Low
budget, high hopes for album
Cliff Hillis stokes pop machinery
By RYAN CORMIER
Staff reporter
06/07/2004
When
Cliff Hillis and his wife, Beth Lennon, met Adam Schlesinger of Fountains of
Wayne last weekend in Dewey Beach, Lennon was ready. She whipped out a copy of Hillis' new solo album, "Better
Living Through Compression," and handed it to Schlesinger, a prince in the
pop music world. Later, when a
Fountains fan asked Schlesinger if he has heard any good, new music lately, he
put Hillis' CD to his ear and bopped his head around. When Schlesinger eventually does pop the disc into a CD player,
he certainly won't be the first to hear it.
The
album, released in April, already has its first single, "So Much to Tell
You," on WXPN (88.5 FM), the University of Pennsylvania station. And Hillis, 33, is taking his tight,
well-crafted pop across the country later this week. He'll play a gig Thursday
at the The Derby, the legendary Los Angeles club, for a show sponsored by his
record label, Tall Boy Records.
"We got a really good review from the Los Angeles Times last time
we were out there, so maybe that can happen again with the new album,"
Hillis says.
He
first played in Los Angeles at the International Pop Overthrow Festival in
1998, where he met his wife. Beth Lennon promotes Hillis and designs the art
for his albums and advertisements. The
pair moved to Wilmington from Rehoboth Beach last year when Hillis got a job as
an engineer at Target Studios in Elkton, Md.

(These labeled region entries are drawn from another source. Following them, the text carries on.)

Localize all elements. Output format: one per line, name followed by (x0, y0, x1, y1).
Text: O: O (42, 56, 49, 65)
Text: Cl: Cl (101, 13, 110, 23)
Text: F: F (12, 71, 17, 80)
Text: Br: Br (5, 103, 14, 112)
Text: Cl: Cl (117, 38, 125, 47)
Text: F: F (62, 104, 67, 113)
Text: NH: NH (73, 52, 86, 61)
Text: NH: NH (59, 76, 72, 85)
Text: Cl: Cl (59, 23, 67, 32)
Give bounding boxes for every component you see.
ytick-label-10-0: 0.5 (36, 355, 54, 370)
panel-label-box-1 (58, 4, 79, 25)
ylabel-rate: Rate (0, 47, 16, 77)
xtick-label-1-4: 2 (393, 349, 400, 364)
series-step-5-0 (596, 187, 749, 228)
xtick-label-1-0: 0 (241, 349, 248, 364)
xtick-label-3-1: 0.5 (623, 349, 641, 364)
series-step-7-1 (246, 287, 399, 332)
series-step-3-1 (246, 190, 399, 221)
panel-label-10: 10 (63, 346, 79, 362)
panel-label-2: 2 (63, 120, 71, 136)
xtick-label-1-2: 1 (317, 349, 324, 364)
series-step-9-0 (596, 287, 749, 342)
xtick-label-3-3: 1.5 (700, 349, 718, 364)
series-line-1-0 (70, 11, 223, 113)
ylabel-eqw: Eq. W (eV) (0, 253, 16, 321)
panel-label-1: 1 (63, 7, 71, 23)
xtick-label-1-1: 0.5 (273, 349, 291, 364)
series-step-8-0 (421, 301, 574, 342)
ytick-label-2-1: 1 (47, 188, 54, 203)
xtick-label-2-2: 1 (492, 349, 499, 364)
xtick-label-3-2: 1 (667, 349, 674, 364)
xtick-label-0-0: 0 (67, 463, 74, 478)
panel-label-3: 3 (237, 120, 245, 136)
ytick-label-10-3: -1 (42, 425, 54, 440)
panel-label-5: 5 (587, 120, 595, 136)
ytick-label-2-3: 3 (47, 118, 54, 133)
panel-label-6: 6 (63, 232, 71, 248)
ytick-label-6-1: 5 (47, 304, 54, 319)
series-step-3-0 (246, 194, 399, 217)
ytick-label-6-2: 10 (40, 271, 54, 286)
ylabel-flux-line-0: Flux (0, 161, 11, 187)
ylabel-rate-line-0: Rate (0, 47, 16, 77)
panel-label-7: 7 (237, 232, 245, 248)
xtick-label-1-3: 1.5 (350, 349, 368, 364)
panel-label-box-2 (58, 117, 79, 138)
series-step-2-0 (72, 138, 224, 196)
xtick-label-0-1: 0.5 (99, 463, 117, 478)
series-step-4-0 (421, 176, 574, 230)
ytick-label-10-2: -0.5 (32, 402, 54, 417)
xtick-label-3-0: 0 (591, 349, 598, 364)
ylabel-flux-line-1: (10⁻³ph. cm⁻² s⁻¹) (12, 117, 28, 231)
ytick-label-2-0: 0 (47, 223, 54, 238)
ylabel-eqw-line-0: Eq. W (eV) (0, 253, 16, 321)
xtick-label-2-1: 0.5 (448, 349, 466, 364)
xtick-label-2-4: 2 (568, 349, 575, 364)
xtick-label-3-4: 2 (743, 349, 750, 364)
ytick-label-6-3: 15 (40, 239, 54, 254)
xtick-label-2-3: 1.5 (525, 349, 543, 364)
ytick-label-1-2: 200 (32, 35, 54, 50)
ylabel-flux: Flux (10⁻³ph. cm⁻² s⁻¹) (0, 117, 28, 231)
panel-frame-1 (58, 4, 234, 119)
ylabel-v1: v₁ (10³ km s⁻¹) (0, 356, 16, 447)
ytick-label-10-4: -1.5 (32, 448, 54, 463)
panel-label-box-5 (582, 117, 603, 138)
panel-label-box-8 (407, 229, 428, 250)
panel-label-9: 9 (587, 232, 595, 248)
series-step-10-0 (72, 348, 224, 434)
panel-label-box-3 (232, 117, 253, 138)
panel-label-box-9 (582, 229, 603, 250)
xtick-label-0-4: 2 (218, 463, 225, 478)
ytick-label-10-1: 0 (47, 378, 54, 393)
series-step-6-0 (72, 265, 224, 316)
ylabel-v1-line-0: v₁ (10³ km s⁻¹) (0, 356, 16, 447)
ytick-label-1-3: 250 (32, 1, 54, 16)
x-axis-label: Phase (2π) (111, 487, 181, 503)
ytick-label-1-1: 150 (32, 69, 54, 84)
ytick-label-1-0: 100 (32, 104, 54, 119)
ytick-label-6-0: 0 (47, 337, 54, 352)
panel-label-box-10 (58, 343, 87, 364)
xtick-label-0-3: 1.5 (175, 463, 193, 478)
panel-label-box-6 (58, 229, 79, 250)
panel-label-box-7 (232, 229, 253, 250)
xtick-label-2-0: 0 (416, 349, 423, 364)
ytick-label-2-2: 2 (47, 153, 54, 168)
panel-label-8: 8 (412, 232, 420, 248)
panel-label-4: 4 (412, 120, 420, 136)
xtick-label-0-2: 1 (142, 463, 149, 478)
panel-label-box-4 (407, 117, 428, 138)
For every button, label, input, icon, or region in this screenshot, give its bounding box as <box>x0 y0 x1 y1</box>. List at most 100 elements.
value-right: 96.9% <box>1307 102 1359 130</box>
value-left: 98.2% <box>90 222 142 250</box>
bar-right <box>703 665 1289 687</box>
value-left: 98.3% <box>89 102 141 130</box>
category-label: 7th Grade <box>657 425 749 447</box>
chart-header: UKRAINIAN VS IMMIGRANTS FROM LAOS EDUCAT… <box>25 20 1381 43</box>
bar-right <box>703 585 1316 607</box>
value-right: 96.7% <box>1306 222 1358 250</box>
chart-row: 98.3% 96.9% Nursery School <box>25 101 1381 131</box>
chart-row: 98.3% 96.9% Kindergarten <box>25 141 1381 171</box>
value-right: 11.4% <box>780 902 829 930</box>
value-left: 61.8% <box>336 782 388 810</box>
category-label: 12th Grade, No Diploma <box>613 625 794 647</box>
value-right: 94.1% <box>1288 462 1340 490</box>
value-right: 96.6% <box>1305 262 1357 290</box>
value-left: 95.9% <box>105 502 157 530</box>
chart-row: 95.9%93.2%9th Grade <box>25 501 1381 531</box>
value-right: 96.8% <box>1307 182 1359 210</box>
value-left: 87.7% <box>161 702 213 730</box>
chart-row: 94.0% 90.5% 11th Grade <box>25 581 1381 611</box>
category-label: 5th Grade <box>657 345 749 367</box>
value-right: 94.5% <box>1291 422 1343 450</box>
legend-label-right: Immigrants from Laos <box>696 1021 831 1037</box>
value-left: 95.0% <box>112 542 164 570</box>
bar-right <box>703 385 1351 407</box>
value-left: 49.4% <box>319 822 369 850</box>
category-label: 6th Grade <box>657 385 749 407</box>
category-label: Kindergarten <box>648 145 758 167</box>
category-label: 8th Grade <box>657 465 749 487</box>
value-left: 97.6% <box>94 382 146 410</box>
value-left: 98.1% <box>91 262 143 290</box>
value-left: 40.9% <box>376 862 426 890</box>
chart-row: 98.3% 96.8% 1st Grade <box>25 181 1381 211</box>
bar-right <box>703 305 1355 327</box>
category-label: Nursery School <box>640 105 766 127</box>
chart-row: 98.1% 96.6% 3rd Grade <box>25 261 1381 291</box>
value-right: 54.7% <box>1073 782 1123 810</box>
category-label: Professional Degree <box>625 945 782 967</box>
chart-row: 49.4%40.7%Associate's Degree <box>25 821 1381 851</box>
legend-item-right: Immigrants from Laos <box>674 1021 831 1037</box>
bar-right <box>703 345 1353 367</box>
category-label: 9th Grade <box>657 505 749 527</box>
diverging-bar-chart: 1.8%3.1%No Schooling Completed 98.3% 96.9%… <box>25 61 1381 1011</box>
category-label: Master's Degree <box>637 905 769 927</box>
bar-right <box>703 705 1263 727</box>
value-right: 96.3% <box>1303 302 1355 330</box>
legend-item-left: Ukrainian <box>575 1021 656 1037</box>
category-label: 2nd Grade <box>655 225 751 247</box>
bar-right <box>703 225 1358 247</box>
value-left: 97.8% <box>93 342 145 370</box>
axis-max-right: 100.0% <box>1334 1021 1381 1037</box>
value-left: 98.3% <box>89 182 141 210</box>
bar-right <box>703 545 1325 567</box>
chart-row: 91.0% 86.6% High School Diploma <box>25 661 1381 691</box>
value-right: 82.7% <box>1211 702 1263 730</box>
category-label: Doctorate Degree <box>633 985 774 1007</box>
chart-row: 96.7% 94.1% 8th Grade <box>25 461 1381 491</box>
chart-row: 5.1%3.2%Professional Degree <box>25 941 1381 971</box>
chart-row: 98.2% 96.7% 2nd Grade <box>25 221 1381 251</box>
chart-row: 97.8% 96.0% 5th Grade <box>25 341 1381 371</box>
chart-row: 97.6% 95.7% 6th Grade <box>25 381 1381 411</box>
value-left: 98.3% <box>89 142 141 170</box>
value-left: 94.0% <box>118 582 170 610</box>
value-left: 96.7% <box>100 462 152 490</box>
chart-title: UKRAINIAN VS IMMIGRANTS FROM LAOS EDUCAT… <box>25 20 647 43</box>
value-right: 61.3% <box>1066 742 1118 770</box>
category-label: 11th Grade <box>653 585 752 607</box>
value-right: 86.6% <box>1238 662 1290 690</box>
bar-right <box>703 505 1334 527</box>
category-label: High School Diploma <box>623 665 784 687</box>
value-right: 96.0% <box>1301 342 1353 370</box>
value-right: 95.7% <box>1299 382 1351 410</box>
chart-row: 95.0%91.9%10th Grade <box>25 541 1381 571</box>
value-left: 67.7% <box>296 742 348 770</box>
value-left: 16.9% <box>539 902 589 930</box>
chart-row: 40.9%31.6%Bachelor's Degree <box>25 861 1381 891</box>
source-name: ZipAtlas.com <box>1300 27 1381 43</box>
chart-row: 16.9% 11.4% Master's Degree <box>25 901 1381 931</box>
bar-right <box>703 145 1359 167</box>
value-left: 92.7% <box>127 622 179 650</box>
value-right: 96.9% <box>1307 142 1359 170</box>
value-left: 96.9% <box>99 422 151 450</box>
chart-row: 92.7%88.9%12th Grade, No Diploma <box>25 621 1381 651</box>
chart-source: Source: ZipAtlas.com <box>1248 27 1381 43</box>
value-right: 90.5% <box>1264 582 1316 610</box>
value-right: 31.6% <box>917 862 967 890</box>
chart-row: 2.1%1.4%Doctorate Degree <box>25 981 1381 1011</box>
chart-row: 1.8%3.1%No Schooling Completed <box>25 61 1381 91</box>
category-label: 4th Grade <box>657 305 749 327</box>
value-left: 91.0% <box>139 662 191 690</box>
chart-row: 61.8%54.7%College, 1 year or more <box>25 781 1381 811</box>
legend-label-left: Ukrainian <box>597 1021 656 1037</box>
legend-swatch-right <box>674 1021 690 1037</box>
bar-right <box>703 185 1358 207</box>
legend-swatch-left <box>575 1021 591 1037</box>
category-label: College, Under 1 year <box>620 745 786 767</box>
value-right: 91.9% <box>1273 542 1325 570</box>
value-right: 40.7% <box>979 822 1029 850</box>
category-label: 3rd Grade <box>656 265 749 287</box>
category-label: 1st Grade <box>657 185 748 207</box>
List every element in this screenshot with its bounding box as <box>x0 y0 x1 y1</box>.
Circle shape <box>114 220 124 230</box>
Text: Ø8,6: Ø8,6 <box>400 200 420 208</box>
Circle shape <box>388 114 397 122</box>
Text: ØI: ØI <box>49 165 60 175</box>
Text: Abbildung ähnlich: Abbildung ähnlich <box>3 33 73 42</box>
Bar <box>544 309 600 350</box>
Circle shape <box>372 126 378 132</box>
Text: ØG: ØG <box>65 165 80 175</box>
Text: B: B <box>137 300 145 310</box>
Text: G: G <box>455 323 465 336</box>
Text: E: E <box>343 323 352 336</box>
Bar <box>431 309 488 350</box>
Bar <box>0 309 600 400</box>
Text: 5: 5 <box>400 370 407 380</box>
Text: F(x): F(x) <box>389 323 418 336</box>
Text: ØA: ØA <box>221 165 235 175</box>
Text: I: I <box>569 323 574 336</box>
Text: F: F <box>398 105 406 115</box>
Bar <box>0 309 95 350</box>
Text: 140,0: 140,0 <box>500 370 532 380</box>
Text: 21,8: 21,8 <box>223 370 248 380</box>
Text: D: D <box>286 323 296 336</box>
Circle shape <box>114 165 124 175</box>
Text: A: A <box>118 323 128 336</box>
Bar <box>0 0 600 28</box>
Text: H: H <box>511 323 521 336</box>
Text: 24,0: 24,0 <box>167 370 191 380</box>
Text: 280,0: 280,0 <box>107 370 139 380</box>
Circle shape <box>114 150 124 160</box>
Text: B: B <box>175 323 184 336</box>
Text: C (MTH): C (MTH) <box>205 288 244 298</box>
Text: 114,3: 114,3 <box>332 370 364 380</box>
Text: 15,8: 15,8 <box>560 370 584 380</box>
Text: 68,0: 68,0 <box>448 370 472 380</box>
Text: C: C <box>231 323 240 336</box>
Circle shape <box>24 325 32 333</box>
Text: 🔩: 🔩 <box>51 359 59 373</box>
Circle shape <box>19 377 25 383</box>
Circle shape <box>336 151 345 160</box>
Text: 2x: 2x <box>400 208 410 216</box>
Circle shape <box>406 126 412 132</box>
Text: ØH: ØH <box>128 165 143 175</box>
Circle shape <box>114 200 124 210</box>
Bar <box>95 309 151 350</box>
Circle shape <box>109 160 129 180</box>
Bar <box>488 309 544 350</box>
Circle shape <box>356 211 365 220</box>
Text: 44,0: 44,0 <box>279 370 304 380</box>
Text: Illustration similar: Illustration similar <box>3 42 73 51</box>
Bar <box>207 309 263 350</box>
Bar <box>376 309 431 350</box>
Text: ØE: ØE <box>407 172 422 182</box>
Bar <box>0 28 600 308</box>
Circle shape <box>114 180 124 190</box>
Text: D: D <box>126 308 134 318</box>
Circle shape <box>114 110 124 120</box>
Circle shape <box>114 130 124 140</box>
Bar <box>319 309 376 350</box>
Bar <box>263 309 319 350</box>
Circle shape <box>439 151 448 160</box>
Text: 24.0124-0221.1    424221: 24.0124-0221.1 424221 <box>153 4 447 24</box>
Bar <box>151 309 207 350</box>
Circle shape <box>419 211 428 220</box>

But he says they were ready for the move anyway because they found
themselves continually commuting to Wilmington and Philadelphia for shows. The move, the marriage and Hillis' work with
other bands accounted for his three-year break between solo albums.
In
addition to his solo work, Hillis is the lead guitarist for Philadelphia-based
IKE, a pop/rock band headed by John Faye, formally of The Caufields. He also is
the guitarist for Philadelphia-based songwriter Brian Seymour. It was during those three years that he had
a "creative spurt," accounting for many of the songs on the new
album. In addition to the new tunes,
one song, "Better Than Myself," is actually from his time with the
power-pop trio Starbelly in the late '90s. It was re-recorded with his current
band - the Forward Thinkers - and found its way onto the album. A little slice of Delaware is also attached
to the album through its title: "Better Living Through Compression."
It's a play off an old DuPont advertising slogan: "Better Things for
Better Living ... Through Chemistry," says Hillis, a graduate of Cape
Henlopen High School.
Hillis
has even seen some of his songs make it to Hollywood. His sweet sounds have
landed his tunes on films and television, including 2000's "After
Sex" starring Brooke Shields, 2002's "Enough" with Jennifer
Lopez and the Oxygen network's "Good Girls Don't." That kind of exposure can help an indie
musician get a big break. When the Australian band Jet had their song "Are
You Gonna Be My Girl" featured in an iPod commercial, it catapulting them
from a band with buzz to a band with a legion of fans.
Without
connections to media conglomerate Clear Channel or millions of dollars in
promotion money, using television, movies and commercials to get your songs to
the public can be key, Hillis says. It
also helps to have admirers in high places. That's why Hillis is hoping
Schlesinger - part of the team behind the hit song "Stacey's Mom" -
takes a listen to his disc sometime.
Besides his work with Fountains of Wayne, Schlesinger (an Academy Award
nominee for "That Thing You Do") does a lot of producing in his New
York studio.
"It
would be a goal for me for him to produce me someday," Hillis says.